A pack of vicious wolves may dominate the trailer for The Grey, but the film is all about Liam Neeson. (Watch the trailer below.) In the new action thriller, the Oscar winner plays John Ottaway, who survives a plane crash in the snowy mountains of Alaska and attempts to lead a band of survivors to safety — fighting off blood-hungry lupines along the way. Critics are pleasantly surprised by the "terrifying" and "suspenseful" flick, calling it as "compelling as they come." Credit for its success is being given, almost unanimously, to Neeson — "a bona fide 59-year-old action hero," who, with recent performances in films like Taken, Unknown, and The A Team, has proven himself more adept in the genre than his younger contemporaries. Is Neeson really that good?
Liam Neeson is Hollywood's best action star: As the leader of a band of frightened, ill-equipped survivors, Neeson leaves absolutely no doubt that he's the man to save them from "the snapping fangs of the wolf pack," says Soren Andersen at The Seattle Times. His winning performance solidifies his status as "the ultimate alpha-male actor in movies today." And his ability to deftly balance "soul-deep anguish" and shattering intensity in one performance is "unmatched by any other Hollywood leading man."
"The Grey: A harshly beautiful, bloody game of man vs. wolves"
Neeson simply brings more to these roles than other actors do: Neeson shines because he elevates these action roles, masterfully expanding them beyond the typical script's cookie-cutter characterization, says Stephanie Zacharek at Movieline. His character in The Grey is saddled with "absurdly macho" dialogue, but Neeson makes the lines surprisingly poetic. He infuses Ottaway with an emotional complexity that "keeps him from becoming a caricature." As he slowly reveals his character's suffering, you can see "the shifts of dusky feeling that play across his face."
"The Grey is a howl of existential pain, with some action thrown in"

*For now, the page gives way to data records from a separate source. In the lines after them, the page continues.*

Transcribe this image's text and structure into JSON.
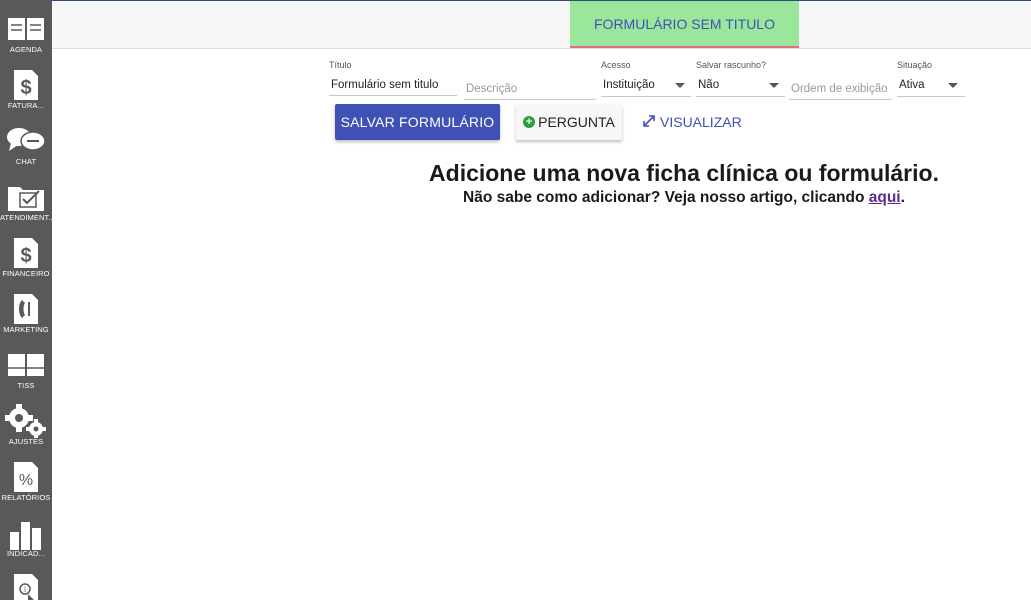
{
  "sidebar": {
    "items": [
      {
        "label": "AGENDA",
        "icon": "agenda-calendar-icon"
      },
      {
        "label": "FATURA...",
        "icon": "dollar-document-icon"
      },
      {
        "label": "CHAT",
        "icon": "chat-bubbles-icon"
      },
      {
        "label": "ATENDIMENT...",
        "icon": "folder-check-icon"
      },
      {
        "label": "FINANCEIRO",
        "icon": "dollar-document-icon"
      },
      {
        "label": "MARKETING",
        "icon": "phone-document-icon"
      },
      {
        "label": "TISS",
        "icon": "tiss-book-icon"
      },
      {
        "label": "AJUSTES",
        "icon": "gears-icon"
      },
      {
        "label": "RELATÓRIOS",
        "icon": "percent-document-icon"
      },
      {
        "label": "INDICAD...",
        "icon": "bar-chart-icon"
      },
      {
        "label": "",
        "icon": "help-document-icon"
      }
    ]
  },
  "header": {
    "active_tab": "FORMULÁRIO SEM TITULO",
    "tab_color": "#9ae69a",
    "tab_text_color": "#3f51b5"
  },
  "form": {
    "title": {
      "label": "Título",
      "value": "Formulário sem titulo"
    },
    "description": {
      "placeholder": "Descrição"
    },
    "access": {
      "label": "Acesso",
      "value": "Instituição"
    },
    "save_draft": {
      "label": "Salvar rascunho?",
      "value": "Não"
    },
    "display_order": {
      "placeholder": "Ordem de exibição"
    },
    "status": {
      "label": "Situação",
      "value": "Ativa"
    }
  },
  "actions": {
    "save_label": "SALVAR FORMULÁRIO",
    "question_label": "PERGUNTA",
    "view_label": "VISUALIZAR"
  },
  "empty_state": {
    "title": "Adicione uma nova ficha clínica ou formulário.",
    "subtitle_prefix": "Não sabe como adicionar? Veja nosso artigo, clicando ",
    "link_text": "aqui",
    "subtitle_suffix": "."
  },
  "colors": {
    "sidebar_bg": "#58595b",
    "primary": "#3f51b5",
    "plus_green": "#2e9e3f"
  }
}
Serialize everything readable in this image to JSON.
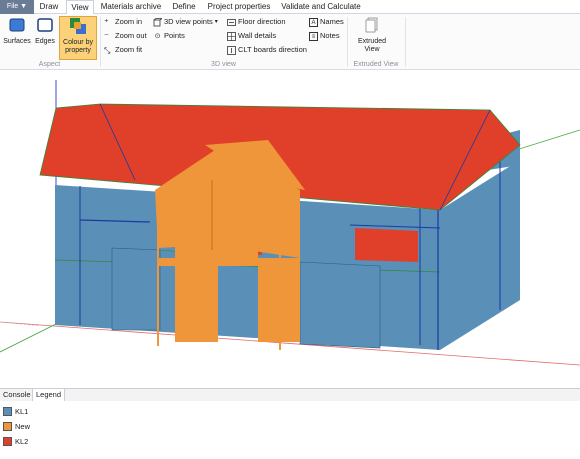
{
  "tabs": {
    "file": "File ▼",
    "items": [
      "Draw",
      "View",
      "Materials archive",
      "Define",
      "Project properties",
      "Validate and Calculate"
    ],
    "active_index": 1
  },
  "ribbon": {
    "aspect": {
      "label": "Aspect",
      "surfaces": "Surfaces",
      "edges": "Edges",
      "colour_line1": "Colour by",
      "colour_line2": "property"
    },
    "view3d": {
      "label": "3D view",
      "zoom_in": "Zoom in",
      "zoom_out": "Zoom out",
      "zoom_fit": "Zoom fit",
      "view_points": "3D view points",
      "points": "Points",
      "floor_direction": "Floor direction",
      "wall_details": "Wall details",
      "clt_boards": "CLT boards direction",
      "names": "Names",
      "notes": "Notes"
    },
    "extruded": {
      "label": "Extruded View",
      "button_line1": "Extruded",
      "button_line2": "View"
    }
  },
  "bottom_tabs": [
    "Console",
    "Legend"
  ],
  "legend": [
    {
      "label": "KL1",
      "color": "#5a8fb8"
    },
    {
      "label": "New",
      "color": "#f0963a"
    },
    {
      "label": "KL2",
      "color": "#e0402a"
    }
  ],
  "colors": {
    "wall_blue": "#5a8fb8",
    "roof_red": "#e0402a",
    "new_orange": "#f0963a",
    "accent": "#c9e1f6"
  }
}
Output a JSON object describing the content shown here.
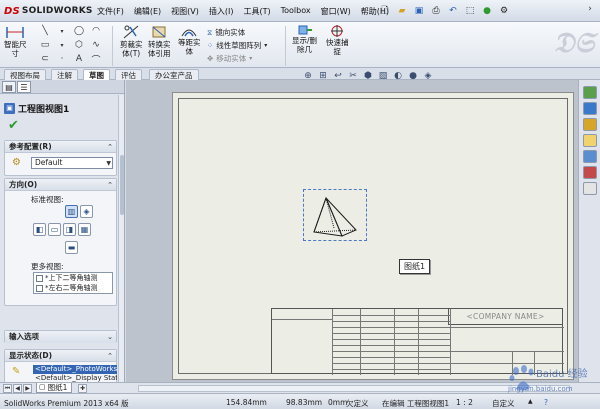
{
  "app": {
    "logo_text": "SOLIDWORKS",
    "logo_mark": "DS",
    "menu": [
      "文件(F)",
      "编辑(E)",
      "视图(V)",
      "插入(I)",
      "工具(T)",
      "Toolbox",
      "窗口(W)",
      "帮助(H)"
    ]
  },
  "command_manager": {
    "smart_dim_label_1": "智能尺",
    "smart_dim_label_2": "寸",
    "trim_label_1": "剪裁实",
    "trim_label_2": "体(T)",
    "convert_label_1": "转换实",
    "convert_label_2": "体引用",
    "offset_label_1": "等距实",
    "offset_label_2": "体",
    "mirror_label": "镜向实体",
    "linear_pattern_label": "线性草图阵列",
    "move_label": "移动实体",
    "show_hide_label_1": "显示/删",
    "show_hide_label_2": "除几",
    "show_hide_label_3": "何关系",
    "quick_snap_label_1": "快速捕",
    "quick_snap_label_2": "捉"
  },
  "tabs": [
    "视图布局",
    "注解",
    "草图",
    "评估",
    "办公室产品"
  ],
  "active_tab": "草图",
  "property_manager": {
    "title": "工程图视图1",
    "ref_config_header": "参考配置(R)",
    "ref_config_value": "Default",
    "orientation_header": "方向(O)",
    "standard_views_label": "标准视图:",
    "more_views_label": "更多视图:",
    "more_views": [
      "*上下二等角轴测",
      "*左右二等角轴测"
    ],
    "import_options_header": "输入选项",
    "display_state_header": "显示状态(D)",
    "display_states": [
      "<Default>_PhotoWorks",
      "<Default>_Display State"
    ]
  },
  "graphics": {
    "tooltip": "图纸1",
    "company_name": "<COMPANY NAME>"
  },
  "sheet_tab": "图纸1",
  "status_bar": {
    "product": "SolidWorks Premium 2013 x64 版",
    "x": "154.84mm",
    "y": "98.83mm",
    "z": "0mm",
    "defined_state": "欠定义",
    "editing": "在编辑 工程图视图1",
    "scale": "1 : 2",
    "custom": "自定义"
  },
  "watermark_text": "Baidu 经验",
  "watermark_url": "jingyan.baidu.com",
  "colors": {
    "accent_blue": "#3465b3",
    "logo_red": "#cc0000",
    "sheet_bg": "#eceee6",
    "check_green": "#2f9a2f"
  }
}
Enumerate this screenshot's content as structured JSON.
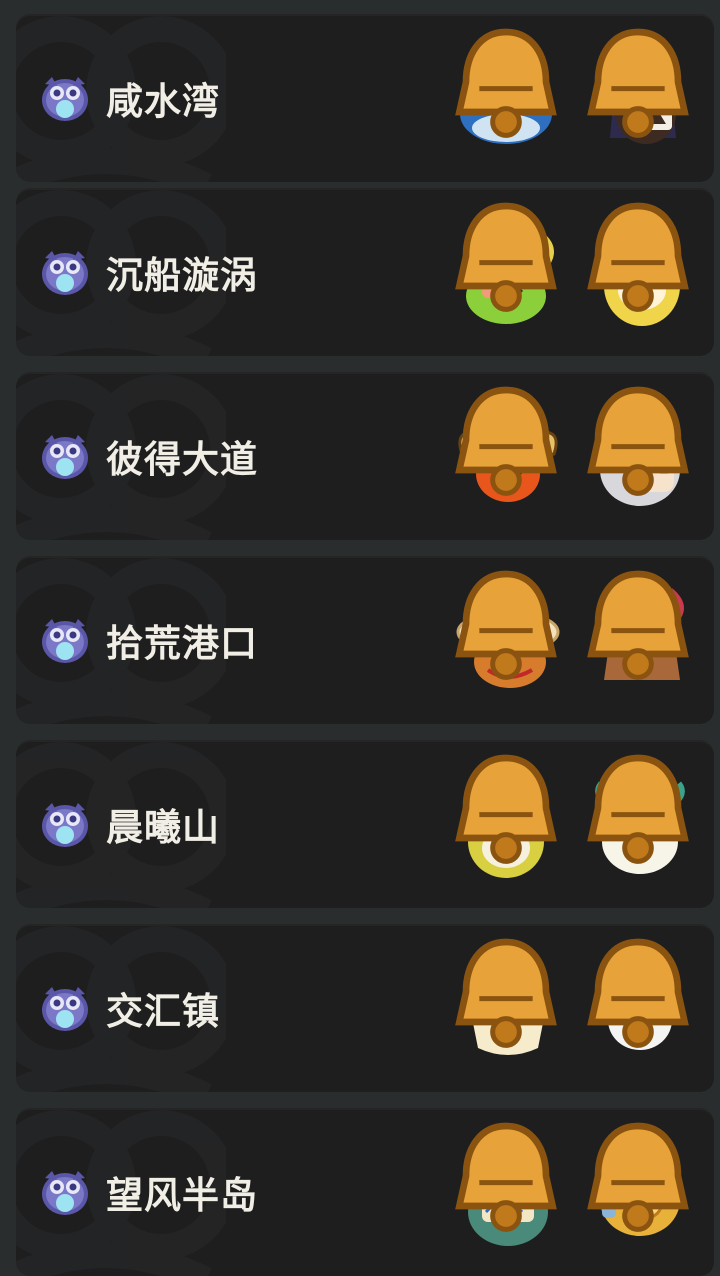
{
  "regions": [
    {
      "name": "咸水湾",
      "pets": [
        "blue-crystal-whale-pet-icon",
        "hooded-hourglass-pet-icon"
      ]
    },
    {
      "name": "沉船漩涡",
      "pets": [
        "green-slime-pet-icon",
        "yellow-sprout-pet-icon"
      ]
    },
    {
      "name": "彼得大道",
      "pets": [
        "fire-horned-pet-icon",
        "white-hair-pet-icon"
      ]
    },
    {
      "name": "拾荒港口",
      "pets": [
        "straw-hat-pet-icon",
        "red-horn-rock-pet-icon"
      ]
    },
    {
      "name": "晨曦山",
      "pets": [
        "flower-seed-pet-icon",
        "antler-bird-pet-icon"
      ]
    },
    {
      "name": "交汇镇",
      "pets": [
        "yellow-chick-pet-icon",
        "white-bird-pet-icon"
      ]
    },
    {
      "name": "望风半岛",
      "pets": [
        "robot-pod-pet-icon",
        "gear-robot-pet-icon"
      ]
    }
  ],
  "colors": {
    "background": "#2a2d2e",
    "card": "#1e1e1f",
    "text": "#f1eee6",
    "badge": "#4a4a9a",
    "bell": "#e8a23a"
  }
}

But he's squandering his talent: How the mighty have fallen, says Scott Tobias at The A.V. Club. At the top of his game, Neeson brilliantly played sensitive — in Woody Allen's Husbands and Wives — and was perfectly cast as the "vengeful urban hero" in Darkman, which "emphasized his intense vulnerability and inner torment." Neeson's recent string of "steely, inscrutable tough guy" roles does not play to his strengths. In The Grey, he sounds like "the hard-bitten narrator of a justly forgotten film noir." What a waste.